'Star Eater' by Kerstin Hall, takes place in Aytrium, a dystopian fantasy land where an order of women called the Sisterhood wield all the power. Males and those from non-magical bloodlines are second class citizens, but being a sister isn't necessarily optimal either.
Elfreda Raughn is just an acolyte. Her best friends are both non-magical, Millie and Finn.. they're also the only family she's got. She wants out of the Sisterhood and all the ritualistic activities they center their lives around.
When a shadowy faction offers her an opportunity to avoid some of the most trying day-to-day duties, she agrees to spy for them. Her tasks give her access to a world she's never seen before.
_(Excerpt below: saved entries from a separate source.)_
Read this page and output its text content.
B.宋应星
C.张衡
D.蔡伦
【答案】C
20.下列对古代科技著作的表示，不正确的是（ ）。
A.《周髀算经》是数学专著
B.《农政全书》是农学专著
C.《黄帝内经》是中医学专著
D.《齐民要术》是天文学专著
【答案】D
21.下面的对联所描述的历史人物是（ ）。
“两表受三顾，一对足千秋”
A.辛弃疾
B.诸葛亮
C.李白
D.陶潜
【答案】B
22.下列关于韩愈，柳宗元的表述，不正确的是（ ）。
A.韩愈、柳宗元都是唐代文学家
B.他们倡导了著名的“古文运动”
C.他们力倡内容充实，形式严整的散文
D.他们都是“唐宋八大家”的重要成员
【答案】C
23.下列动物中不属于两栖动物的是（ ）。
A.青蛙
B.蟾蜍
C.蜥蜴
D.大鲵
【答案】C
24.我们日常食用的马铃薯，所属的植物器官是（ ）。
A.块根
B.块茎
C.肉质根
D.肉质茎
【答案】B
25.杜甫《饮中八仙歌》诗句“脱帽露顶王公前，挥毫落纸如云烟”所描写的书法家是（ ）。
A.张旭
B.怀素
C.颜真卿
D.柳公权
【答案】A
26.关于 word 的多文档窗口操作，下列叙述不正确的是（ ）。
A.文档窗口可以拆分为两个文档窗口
The elegant parties, twisted games, and dangerous interactions that only the leaders amongst her order engage in.. but surviving them may be another story.
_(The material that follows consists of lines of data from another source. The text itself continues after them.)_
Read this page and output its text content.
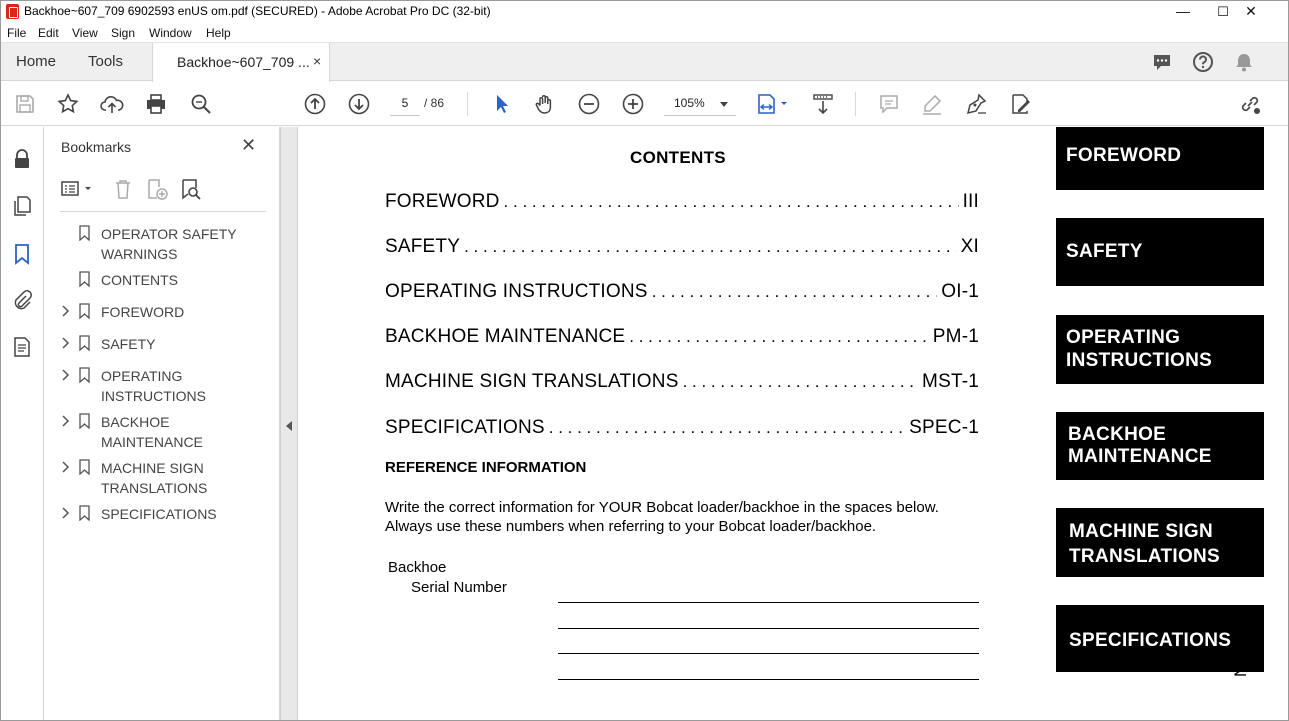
Backhoe~607_709 6902593 enUS om.pdf (SECURED) - Adobe Acrobat Pro DC (32-bit)	—	☐	✕
File Edit View Sign Window Help
Home Tools	Backhoe~607_709 ... ×
5	/ 86	105%
Bookmarks	✕
OPERATOR SAFETY WARNINGS
CONTENTS
FOREWORD
SAFETY
OPERATING INSTRUCTIONS
BACKHOE MAINTENANCE
MACHINE SIGN TRANSLATIONS
SPECIFICATIONS
CONTENTS
FOREWORD . . .	III
SAFETY . . .	XI
OPERATING INSTRUCTIONS . . .	OI-1
BACKHOE MAINTENANCE . . .	PM-1
MACHINE SIGN TRANSLATIONS . . .	MST-1
SPECIFICATIONS . . .	SPEC-1
REFERENCE INFORMATION
Write the correct information for YOUR Bobcat loader/backhoe in the spaces below.
Always use these numbers when referring to your Bobcat loader/backhoe.
Backhoe
Serial Number
FOREWORD
SAFETY
OPERATING
INSTRUCTIONS
BACKHOE
MAINTENANCE
MACHINE SIGN
TRANSLATIONS
SPECIFICATIONS Not fo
Conceptually it's an intriguing story with incredibly dark elements. Not only do the Sisters engage in blood magic, it's quite frankly a brutal existence. Even those at the top have to sacrifice heavily, having more power only enables them to choose between those sacrifices a bit more aggressively and in Aytrium, none of the choices are good.
Hall manages to take some truly horrific acts and make them so palatable that they seem almost acceptable within the structure of the story. Which, isn't to say there isn't an occurrence here and there that's methodically too much even under the expectations she sets.
I enjoyed the multi-tiered conflict. The characters have plenty of internal struggles, but there are also waves and waves of conflicts overlapping and crashing into each other amongst the citizens of Aytrium. Though I did feel the ending was a little anti-climactic for me, the path from about the midway point of the book up to that conclusion hits pretty hard and fast. In fact, there's a moment it the city that is really rough emotionally.
While overall the story was pretty enjoyable, the beginning was a big of a slog. Somehow the author both over-describes and under-describes.. and I've genuinely never seen that before. Meaning, she'll give an eye-view of nearly everything the character comes across, but she doesn't actually describe any of it in enough detail so as to be easily visualized or memorable. The overuse of group names within the order is also a bit out of hand.
Fortunately, after the first third or so of the novel, that clears up as the plot itself becomes more dense. The book is definitely still worth a read, as it improves considerably from that point on and by the halfway mark or so, I didn't want to put it down anymore. If you're sensitive to graphic scenes, blood, gore, or death.. this book might not be for you.